What there will be less of are “lifestyle” businesses where family members staff the executive ranks with any and all family, milk the firm, and don’t properly invest in people and capabilities. The market dynamics won’t allow for much of this Shangri-La existence.

In conclusion, wholesaling in the coming decade will be big business, and it will be riskier and much more complex than anything many have experienced. Branch managers are still an important part of the organization but their control over many of the marketing and sales decisions will be muted in favor of planned growth. Firms can’t afford to have large variations in practices of pricing, service provision and sales support that differ by every brick and mortar location.

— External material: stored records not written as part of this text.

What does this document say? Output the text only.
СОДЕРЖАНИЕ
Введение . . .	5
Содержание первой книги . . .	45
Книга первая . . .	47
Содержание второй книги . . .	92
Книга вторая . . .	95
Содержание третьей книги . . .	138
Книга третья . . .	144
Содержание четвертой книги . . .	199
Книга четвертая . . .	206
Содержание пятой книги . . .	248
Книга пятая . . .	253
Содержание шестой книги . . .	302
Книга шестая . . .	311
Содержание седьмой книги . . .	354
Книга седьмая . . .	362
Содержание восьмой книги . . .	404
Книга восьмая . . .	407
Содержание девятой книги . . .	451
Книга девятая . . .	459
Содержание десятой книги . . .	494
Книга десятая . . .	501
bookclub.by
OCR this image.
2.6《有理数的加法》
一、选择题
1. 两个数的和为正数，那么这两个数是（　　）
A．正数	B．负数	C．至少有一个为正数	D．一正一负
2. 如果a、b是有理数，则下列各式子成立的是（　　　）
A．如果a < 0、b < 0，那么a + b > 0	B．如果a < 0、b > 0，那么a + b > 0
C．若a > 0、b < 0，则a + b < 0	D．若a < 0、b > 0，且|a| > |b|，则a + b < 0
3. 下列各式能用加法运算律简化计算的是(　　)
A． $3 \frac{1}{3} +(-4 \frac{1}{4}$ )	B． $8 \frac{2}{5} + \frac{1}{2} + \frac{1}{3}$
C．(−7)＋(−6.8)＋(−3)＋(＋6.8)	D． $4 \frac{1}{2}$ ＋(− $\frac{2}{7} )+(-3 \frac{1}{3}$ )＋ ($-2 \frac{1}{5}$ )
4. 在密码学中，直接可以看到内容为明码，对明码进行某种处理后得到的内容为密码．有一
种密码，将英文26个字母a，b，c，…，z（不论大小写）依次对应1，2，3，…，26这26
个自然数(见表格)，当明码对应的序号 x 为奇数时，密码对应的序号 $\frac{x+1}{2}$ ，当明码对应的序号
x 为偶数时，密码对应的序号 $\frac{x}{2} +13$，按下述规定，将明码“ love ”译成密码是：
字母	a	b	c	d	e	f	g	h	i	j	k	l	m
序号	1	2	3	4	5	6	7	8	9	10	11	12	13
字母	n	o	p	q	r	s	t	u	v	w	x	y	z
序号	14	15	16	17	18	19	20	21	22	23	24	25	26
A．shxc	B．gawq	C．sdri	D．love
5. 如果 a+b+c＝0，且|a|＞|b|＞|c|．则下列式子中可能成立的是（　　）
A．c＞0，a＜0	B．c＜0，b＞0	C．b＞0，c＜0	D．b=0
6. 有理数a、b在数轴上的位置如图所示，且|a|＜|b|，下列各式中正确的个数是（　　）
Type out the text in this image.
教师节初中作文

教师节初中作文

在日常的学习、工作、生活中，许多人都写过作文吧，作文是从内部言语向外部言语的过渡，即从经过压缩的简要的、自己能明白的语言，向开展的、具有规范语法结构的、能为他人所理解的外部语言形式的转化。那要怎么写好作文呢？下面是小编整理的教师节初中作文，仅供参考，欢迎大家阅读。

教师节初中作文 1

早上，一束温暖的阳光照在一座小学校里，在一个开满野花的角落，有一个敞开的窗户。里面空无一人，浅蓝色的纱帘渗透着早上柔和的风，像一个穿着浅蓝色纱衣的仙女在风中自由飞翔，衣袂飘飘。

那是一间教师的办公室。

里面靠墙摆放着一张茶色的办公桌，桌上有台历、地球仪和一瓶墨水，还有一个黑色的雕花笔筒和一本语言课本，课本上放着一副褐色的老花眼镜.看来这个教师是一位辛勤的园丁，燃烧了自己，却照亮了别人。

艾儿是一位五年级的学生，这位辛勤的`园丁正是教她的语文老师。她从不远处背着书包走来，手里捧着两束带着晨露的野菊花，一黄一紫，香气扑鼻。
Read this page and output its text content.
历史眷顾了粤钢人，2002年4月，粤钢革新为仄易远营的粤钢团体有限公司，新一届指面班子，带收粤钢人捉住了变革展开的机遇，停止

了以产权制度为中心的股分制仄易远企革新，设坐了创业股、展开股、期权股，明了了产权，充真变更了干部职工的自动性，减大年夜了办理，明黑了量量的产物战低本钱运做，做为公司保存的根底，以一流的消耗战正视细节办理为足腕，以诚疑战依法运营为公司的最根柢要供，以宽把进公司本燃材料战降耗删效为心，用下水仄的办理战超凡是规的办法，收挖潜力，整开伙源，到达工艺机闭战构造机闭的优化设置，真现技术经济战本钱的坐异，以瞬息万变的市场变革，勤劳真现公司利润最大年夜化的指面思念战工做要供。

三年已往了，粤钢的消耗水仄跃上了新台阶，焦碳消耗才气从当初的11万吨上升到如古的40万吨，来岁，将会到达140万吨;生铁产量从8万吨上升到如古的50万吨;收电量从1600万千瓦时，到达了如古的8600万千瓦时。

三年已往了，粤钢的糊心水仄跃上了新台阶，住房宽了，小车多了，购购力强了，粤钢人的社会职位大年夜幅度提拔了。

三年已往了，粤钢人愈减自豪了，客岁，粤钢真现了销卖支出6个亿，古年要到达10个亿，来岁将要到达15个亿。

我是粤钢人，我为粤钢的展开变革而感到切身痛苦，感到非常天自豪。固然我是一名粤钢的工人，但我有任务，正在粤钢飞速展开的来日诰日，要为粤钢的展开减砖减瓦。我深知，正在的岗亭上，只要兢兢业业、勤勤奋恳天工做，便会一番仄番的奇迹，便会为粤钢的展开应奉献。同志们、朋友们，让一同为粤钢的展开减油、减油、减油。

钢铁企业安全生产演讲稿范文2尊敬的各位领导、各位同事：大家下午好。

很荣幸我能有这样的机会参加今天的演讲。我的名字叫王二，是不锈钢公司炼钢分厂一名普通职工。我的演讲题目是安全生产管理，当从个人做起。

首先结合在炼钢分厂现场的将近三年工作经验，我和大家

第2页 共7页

The branch manager/superhero, doing his own thing and in his own way, is a thing of the past; made obsolete by consolidation, commoditization of product, and 24/7 information of the Internet. Managed growth for regional firms, however, is on the rise and a must-have in the consolidated, commoditized and increasingly competitive environment of wholesale distribution.

i Martin, M.J., “Conversation With Inge,”  The Wholesaler, pg. 111, July, 2009.
iiKoller, T., Dobbs, R., Huyett, B., Value, McKinsey and Company, Wiley Press, pg. 121.